White House Budget Director Mick Mulvaney on Sunday echoed the comments of Treasury Secretary Steven Mnuchin that Donald Trump doesn’t think the U.S. president has the authority to fire the head of the Federal Reserve.
Trump has made no public comments about a Bloomberg News report late Friday that he’d discussed firing the Fed’s Jerome Powell after the latest interest rate hike by the central bank under Powell’s stewardship.
But Mulvaney, who’s set to become the acting White House chief of staff, said on ABC’s “This Week” that he’d spoken with Mnuchin, who issued a pair of tweets Saturday evening in which he quoted Trump saying he didn’t believe he had the authority to remove Powell.
“He put out a tweet last night specifically saying that he now realizes he does not have the ability,’’ Mulvaney said, at first mistakenly attributing the tweets directly to Trump, then correcting himself that they came via Mnuchin, who moved to reassure markets that Powell wouldn’t be ousted.
Mulvaney, the incoming acting White House chief of staff, said “it’s not at all unusual for a president to complain about the actions of the Federal Reserve chairman” and that the tension between the president and an independent Fed is “traditional as part of our system.”
“So it shouldn’t be surprising to anybody that the president’s not happy that the Fed is raising rates and we think driving down the value of the stock market,” he said.
Mulvaney said fundamentals of the economy are strong, with unemployment low and capital investment high.
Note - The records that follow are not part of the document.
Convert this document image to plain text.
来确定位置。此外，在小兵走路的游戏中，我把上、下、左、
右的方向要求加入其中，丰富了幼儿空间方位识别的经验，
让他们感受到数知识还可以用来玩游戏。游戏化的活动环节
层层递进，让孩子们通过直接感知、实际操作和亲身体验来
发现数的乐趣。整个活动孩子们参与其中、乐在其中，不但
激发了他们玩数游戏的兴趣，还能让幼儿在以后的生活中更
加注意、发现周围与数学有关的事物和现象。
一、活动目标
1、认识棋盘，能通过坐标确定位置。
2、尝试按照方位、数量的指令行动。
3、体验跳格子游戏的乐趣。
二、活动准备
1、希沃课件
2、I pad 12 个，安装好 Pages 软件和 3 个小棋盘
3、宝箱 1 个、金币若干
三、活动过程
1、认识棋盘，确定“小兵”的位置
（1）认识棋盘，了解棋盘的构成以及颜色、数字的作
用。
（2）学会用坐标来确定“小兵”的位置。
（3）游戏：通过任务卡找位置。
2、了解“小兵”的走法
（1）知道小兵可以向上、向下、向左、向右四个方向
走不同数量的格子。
The administration isn’t happy about the recent market decline but “the stock market goes up, the stock market goes down,” he added.
Asked about a New York Times report that Trump told advisers Powell’s interest-rate increases will “turn me into” President Herbert Hoover, who was in office during the Great Depression, Mulvaney said the economy is much stronger than in the 1920s.
“No one thinks we’re going into a Great Depression,” Mulvaney said.
Mulvaney said he’s talked with Trump about his “acting” designation as chief of staff, and noted people serve in the administration at the pleasure of the president.
“I think what we’ll just do is take a couple weeks, a couple months and see if he likes the way I’m handling the job, if I’d like the job,” he said. “This is an ordinary thing.”